Helping to conserve native breed pigs for future generations

Oxford Sandy and Black Pigs

Living a natural life

Our pigs live outside for much of the year, only coming into the barn to give birth and when the weather is really bad in the Winter.  Their arks are cosy in the Winter with insulated wool roofs and a thick straw bed on the ground.  Our pigs are free to root in the soil, graze the grass, dig wallows and sunbathe.  They are fed a mixed diet of organic pig nuts, surplus seasonal fresh fruit and vegetables from our farm and anything else they can snuffle from the ground.

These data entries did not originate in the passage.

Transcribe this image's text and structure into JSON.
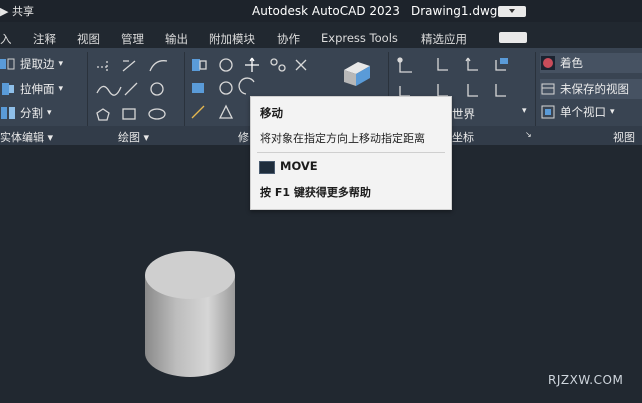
{
  "titlebar": {
    "share": "共享",
    "app_title": "Autodesk AutoCAD 2023",
    "document": "Drawing1.dwg"
  },
  "menu": [
    "入",
    "注释",
    "视图",
    "管理",
    "输出",
    "附加模块",
    "协作",
    "Express Tools",
    "精选应用"
  ],
  "ribbon": {
    "solid_edit": {
      "title": "实体编辑 ▾",
      "tools": [
        "提取边",
        "拉伸面",
        "分割"
      ]
    },
    "draw": {
      "title": "绘图 ▾"
    },
    "modify": {
      "title": "修"
    },
    "coordinates": {
      "title": "坐标",
      "ucs_value": "世界"
    },
    "view": {
      "title": "视图",
      "tools": [
        "着色",
        "未保存的视图",
        "单个视口"
      ]
    }
  },
  "tooltip": {
    "title": "移动",
    "description": "将对象在指定方向上移动指定距离",
    "command": "MOVE",
    "help": "按 F1 键获得更多帮助"
  },
  "watermark": "RJZXW.COM",
  "colors": {
    "background": "#212830",
    "ribbon": "#394452",
    "tooltip_bg": "#f3f3f3"
  }
}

The pigs are regularly moved to new ground to avoid the build-up of pests and diseases.  This helps to keep the pigs healthy and reduces the need for medication.

All native breed pigs in the UK are on the RSBT (Rare Breeds Survival Trust) watchlist.  We feel that it is important to conserve these native breeds for future generations and consider ourselves fortunate that we are in a position to ‘do our bit’ to help.

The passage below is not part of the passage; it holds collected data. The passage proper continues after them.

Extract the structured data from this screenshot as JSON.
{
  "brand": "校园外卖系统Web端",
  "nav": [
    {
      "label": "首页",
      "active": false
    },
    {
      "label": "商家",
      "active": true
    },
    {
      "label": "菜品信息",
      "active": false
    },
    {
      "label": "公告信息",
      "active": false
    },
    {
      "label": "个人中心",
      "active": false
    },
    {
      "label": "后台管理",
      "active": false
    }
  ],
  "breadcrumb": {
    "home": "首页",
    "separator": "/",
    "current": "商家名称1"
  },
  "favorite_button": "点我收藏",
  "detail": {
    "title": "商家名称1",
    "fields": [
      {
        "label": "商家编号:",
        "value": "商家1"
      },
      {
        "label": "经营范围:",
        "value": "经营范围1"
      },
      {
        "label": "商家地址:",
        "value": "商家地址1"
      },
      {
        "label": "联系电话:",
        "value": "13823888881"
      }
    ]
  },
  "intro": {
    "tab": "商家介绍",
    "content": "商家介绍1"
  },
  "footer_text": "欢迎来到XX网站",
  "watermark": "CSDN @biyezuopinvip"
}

Based on looks and being ‘a good pig for beginners’, we decided to start our own herd of pedigree Oxford Sandy and Black pigs.

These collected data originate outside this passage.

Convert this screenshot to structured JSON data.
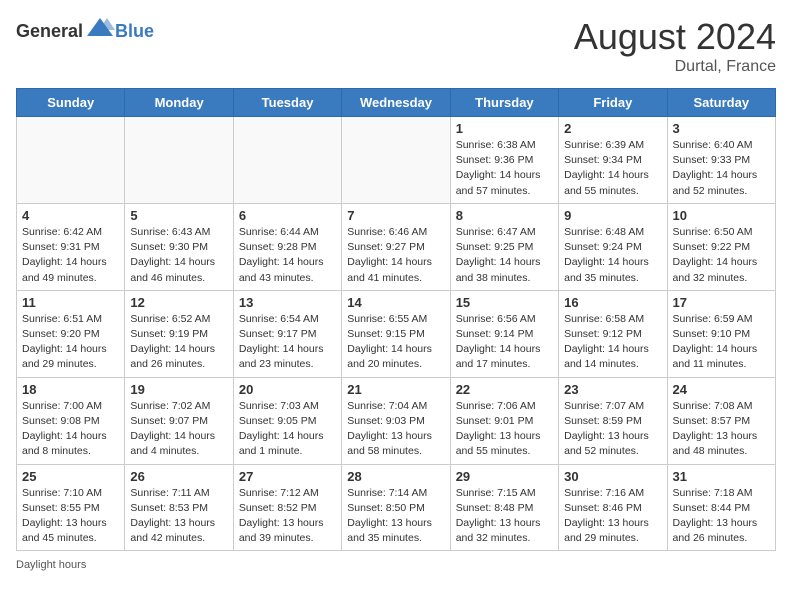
{
  "header": {
    "logo_general": "General",
    "logo_blue": "Blue",
    "month_year": "August 2024",
    "location": "Durtal, France"
  },
  "days_of_week": [
    "Sunday",
    "Monday",
    "Tuesday",
    "Wednesday",
    "Thursday",
    "Friday",
    "Saturday"
  ],
  "weeks": [
    [
      {
        "day": "",
        "info": ""
      },
      {
        "day": "",
        "info": ""
      },
      {
        "day": "",
        "info": ""
      },
      {
        "day": "",
        "info": ""
      },
      {
        "day": "1",
        "info": "Sunrise: 6:38 AM\nSunset: 9:36 PM\nDaylight: 14 hours and 57 minutes."
      },
      {
        "day": "2",
        "info": "Sunrise: 6:39 AM\nSunset: 9:34 PM\nDaylight: 14 hours and 55 minutes."
      },
      {
        "day": "3",
        "info": "Sunrise: 6:40 AM\nSunset: 9:33 PM\nDaylight: 14 hours and 52 minutes."
      }
    ],
    [
      {
        "day": "4",
        "info": "Sunrise: 6:42 AM\nSunset: 9:31 PM\nDaylight: 14 hours and 49 minutes."
      },
      {
        "day": "5",
        "info": "Sunrise: 6:43 AM\nSunset: 9:30 PM\nDaylight: 14 hours and 46 minutes."
      },
      {
        "day": "6",
        "info": "Sunrise: 6:44 AM\nSunset: 9:28 PM\nDaylight: 14 hours and 43 minutes."
      },
      {
        "day": "7",
        "info": "Sunrise: 6:46 AM\nSunset: 9:27 PM\nDaylight: 14 hours and 41 minutes."
      },
      {
        "day": "8",
        "info": "Sunrise: 6:47 AM\nSunset: 9:25 PM\nDaylight: 14 hours and 38 minutes."
      },
      {
        "day": "9",
        "info": "Sunrise: 6:48 AM\nSunset: 9:24 PM\nDaylight: 14 hours and 35 minutes."
      },
      {
        "day": "10",
        "info": "Sunrise: 6:50 AM\nSunset: 9:22 PM\nDaylight: 14 hours and 32 minutes."
      }
    ],
    [
      {
        "day": "11",
        "info": "Sunrise: 6:51 AM\nSunset: 9:20 PM\nDaylight: 14 hours and 29 minutes."
      },
      {
        "day": "12",
        "info": "Sunrise: 6:52 AM\nSunset: 9:19 PM\nDaylight: 14 hours and 26 minutes."
      },
      {
        "day": "13",
        "info": "Sunrise: 6:54 AM\nSunset: 9:17 PM\nDaylight: 14 hours and 23 minutes."
      },
      {
        "day": "14",
        "info": "Sunrise: 6:55 AM\nSunset: 9:15 PM\nDaylight: 14 hours and 20 minutes."
      },
      {
        "day": "15",
        "info": "Sunrise: 6:56 AM\nSunset: 9:14 PM\nDaylight: 14 hours and 17 minutes."
      },
      {
        "day": "16",
        "info": "Sunrise: 6:58 AM\nSunset: 9:12 PM\nDaylight: 14 hours and 14 minutes."
      },
      {
        "day": "17",
        "info": "Sunrise: 6:59 AM\nSunset: 9:10 PM\nDaylight: 14 hours and 11 minutes."
      }
    ],
    [
      {
        "day": "18",
        "info": "Sunrise: 7:00 AM\nSunset: 9:08 PM\nDaylight: 14 hours and 8 minutes."
      },
      {
        "day": "19",
        "info": "Sunrise: 7:02 AM\nSunset: 9:07 PM\nDaylight: 14 hours and 4 minutes."
      },
      {
        "day": "20",
        "info": "Sunrise: 7:03 AM\nSunset: 9:05 PM\nDaylight: 14 hours and 1 minute."
      },
      {
        "day": "21",
        "info": "Sunrise: 7:04 AM\nSunset: 9:03 PM\nDaylight: 13 hours and 58 minutes."
      },
      {
        "day": "22",
        "info": "Sunrise: 7:06 AM\nSunset: 9:01 PM\nDaylight: 13 hours and 55 minutes."
      },
      {
        "day": "23",
        "info": "Sunrise: 7:07 AM\nSunset: 8:59 PM\nDaylight: 13 hours and 52 minutes."
      },
      {
        "day": "24",
        "info": "Sunrise: 7:08 AM\nSunset: 8:57 PM\nDaylight: 13 hours and 48 minutes."
      }
    ],
    [
      {
        "day": "25",
        "info": "Sunrise: 7:10 AM\nSunset: 8:55 PM\nDaylight: 13 hours and 45 minutes."
      },
      {
        "day": "26",
        "info": "Sunrise: 7:11 AM\nSunset: 8:53 PM\nDaylight: 13 hours and 42 minutes."
      },
      {
        "day": "27",
        "info": "Sunrise: 7:12 AM\nSunset: 8:52 PM\nDaylight: 13 hours and 39 minutes."
      },
      {
        "day": "28",
        "info": "Sunrise: 7:14 AM\nSunset: 8:50 PM\nDaylight: 13 hours and 35 minutes."
      },
      {
        "day": "29",
        "info": "Sunrise: 7:15 AM\nSunset: 8:48 PM\nDaylight: 13 hours and 32 minutes."
      },
      {
        "day": "30",
        "info": "Sunrise: 7:16 AM\nSunset: 8:46 PM\nDaylight: 13 hours and 29 minutes."
      },
      {
        "day": "31",
        "info": "Sunrise: 7:18 AM\nSunset: 8:44 PM\nDaylight: 13 hours and 26 minutes."
      }
    ]
  ],
  "footer": {
    "note": "Daylight hours"
  }
}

The Oxford Sandy and Black pig is one of the oldest British pig breeds.  It is believed that the breed originated in the Oxfordshire region at least two centuries ago.  The breed has twice reached the possibility of extinction.  In 2004, it was the rarest of the native pig breeds with just 162 registered sows, 36 boars and 64 breeders.  By 2021, those numbers have increased to 473 registered sows, 129 boars and 172 breeders. Two of these sows and a boar live here at Barr Farm.  You can read more about the history of the Oxford Sandy and Black pig here.

Our Pigs

We bought our breeding pigs in 2021 from a smallholder in Somerset who was reluctantly reducing the size of his herd.  It may seem like a long way to transport pigs but this helps to spread the genetics and improve the breed.

For sale were an 18 month old sow (Strawberry), unrelated 7 month old boar (Logan) and a 7 month old gilt (Blackberry).  An instant family!!!  The ‘berry family’ quickly expanded as Strawberry was also ‘in pig’.  In early December 2021, she gave birth to 12 piglets.

We thought long and hard about whether to leave Strawberry outside in an ark to farrow or whether to bring her into the barn. In the end, we decided to build a spacious farrowing area in the barn which allows us and the vet easy access if needed and keeps the young piglets safe from our resident fox and hovering buzzards for the first few weeks of their life.

By buying pork from us

it ensures that we can continue to maintain this rare breed.  We will register the very best piglets to maintain the blood lines for future breeding.  Not every piglet will meet the onerous breed standard.  As a rare breed they grow slowly, develop a superior flavour and make fantastic tasting pork.